Recommendations for Honoring Teacher Autonomy:
NCTE values teachers as pedagogical and content experts who know how best to serve individual students literacy needs. Teachers have both generic and situated knowledge (Afflerbach, 2022; Tierney & Pearson, 2024) and are uniquely positioned to make instructional decisions to meet the needs of all students. For this to happen:
- Teachers must be treated as agentitive professionals who are best suited to make decisions for their students.
- Curriculum and teaching materials must be neither legislatively banned nor mandated, for such restrictions prevent teachers from making instructional decisions based on the unique needs of their communities, schools, and students. Teacher accountability must be driven by students’ need not program and policy fidelity or test scores. Deficit-based educational policies and practices must be replaced to reflect students’ cultural identities, practices, and funds of knowledge as assets (Moll et al, 1992; Muhammad, 2020; Souto-Manning & Martell, 2016).
- The validity and effectiveness of instructional practices must be grounded in a wide range of evidence, including diverse and compelling bodies of research and teachers’ varied experiences.
- The weight of testing data should be recalibrated and re-designed to better represent student achievement and the impact of teacher practice and educational materials. Notably, the achievement levels of NAEP, as well as the reporting of testing data, tends to distort both student achievement and teacher quality.
- Legislation and policy must serve to support schools, teachers, and students in ways that honor human agency while resisting the cycles of the education marketplace and educational fads.

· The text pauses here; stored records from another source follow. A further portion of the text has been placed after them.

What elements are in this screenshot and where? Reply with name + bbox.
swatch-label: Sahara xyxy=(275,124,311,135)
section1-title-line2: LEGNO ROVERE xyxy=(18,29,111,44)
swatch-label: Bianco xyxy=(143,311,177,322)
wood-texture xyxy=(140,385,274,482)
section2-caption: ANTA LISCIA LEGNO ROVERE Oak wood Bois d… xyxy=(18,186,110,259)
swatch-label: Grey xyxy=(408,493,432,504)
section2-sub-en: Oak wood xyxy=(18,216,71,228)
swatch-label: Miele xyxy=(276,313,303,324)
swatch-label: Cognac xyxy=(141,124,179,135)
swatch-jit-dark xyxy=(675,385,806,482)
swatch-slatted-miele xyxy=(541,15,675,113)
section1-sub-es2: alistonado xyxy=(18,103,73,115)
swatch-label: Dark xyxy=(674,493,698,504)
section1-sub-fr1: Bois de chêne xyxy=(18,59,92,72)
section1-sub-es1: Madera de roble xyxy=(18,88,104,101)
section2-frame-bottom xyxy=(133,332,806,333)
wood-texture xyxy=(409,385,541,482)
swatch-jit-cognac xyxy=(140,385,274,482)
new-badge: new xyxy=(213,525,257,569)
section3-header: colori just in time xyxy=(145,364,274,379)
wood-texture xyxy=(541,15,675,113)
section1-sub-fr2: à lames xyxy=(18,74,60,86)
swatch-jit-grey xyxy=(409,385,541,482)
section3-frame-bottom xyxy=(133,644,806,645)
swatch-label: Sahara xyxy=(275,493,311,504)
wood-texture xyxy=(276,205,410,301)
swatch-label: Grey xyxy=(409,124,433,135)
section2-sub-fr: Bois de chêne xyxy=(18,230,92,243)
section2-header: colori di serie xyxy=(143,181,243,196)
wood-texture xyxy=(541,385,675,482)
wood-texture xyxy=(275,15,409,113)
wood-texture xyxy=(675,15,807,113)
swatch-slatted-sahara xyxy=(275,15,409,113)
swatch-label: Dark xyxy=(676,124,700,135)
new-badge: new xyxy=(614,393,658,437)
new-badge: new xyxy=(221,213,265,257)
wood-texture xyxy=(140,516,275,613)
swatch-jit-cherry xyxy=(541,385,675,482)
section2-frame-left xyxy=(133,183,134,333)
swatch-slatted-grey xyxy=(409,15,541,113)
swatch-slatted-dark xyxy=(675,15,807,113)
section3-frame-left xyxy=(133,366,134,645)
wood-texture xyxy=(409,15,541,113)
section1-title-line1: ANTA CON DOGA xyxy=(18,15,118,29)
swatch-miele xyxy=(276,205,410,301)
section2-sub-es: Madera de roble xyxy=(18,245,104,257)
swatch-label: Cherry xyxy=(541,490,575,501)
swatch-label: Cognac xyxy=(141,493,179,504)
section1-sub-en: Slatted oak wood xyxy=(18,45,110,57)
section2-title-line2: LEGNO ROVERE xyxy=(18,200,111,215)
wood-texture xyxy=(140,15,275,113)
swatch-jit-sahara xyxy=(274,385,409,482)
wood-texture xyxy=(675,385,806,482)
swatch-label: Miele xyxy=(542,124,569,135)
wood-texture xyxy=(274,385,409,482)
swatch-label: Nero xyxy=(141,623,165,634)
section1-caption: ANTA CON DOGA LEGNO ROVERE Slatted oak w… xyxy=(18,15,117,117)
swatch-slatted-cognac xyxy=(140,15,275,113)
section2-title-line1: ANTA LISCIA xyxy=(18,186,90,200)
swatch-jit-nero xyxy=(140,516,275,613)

The current era of reading crisis in the US once again fails to address the most powerful influences on students acquiring literacy, social and in-school inequities. Instead, teachers are being both de-professionalized and scapegoated in media and political misrepresentations of reading science as well as national test data. For historical and current challenges facing student literacy, the key lies not in switching to yet another round of reading theories and commercial reading programs, but to establish learning and teaching conditions that center serving the individual needs of students and supporting the autonomy of their teachers to serve those needs.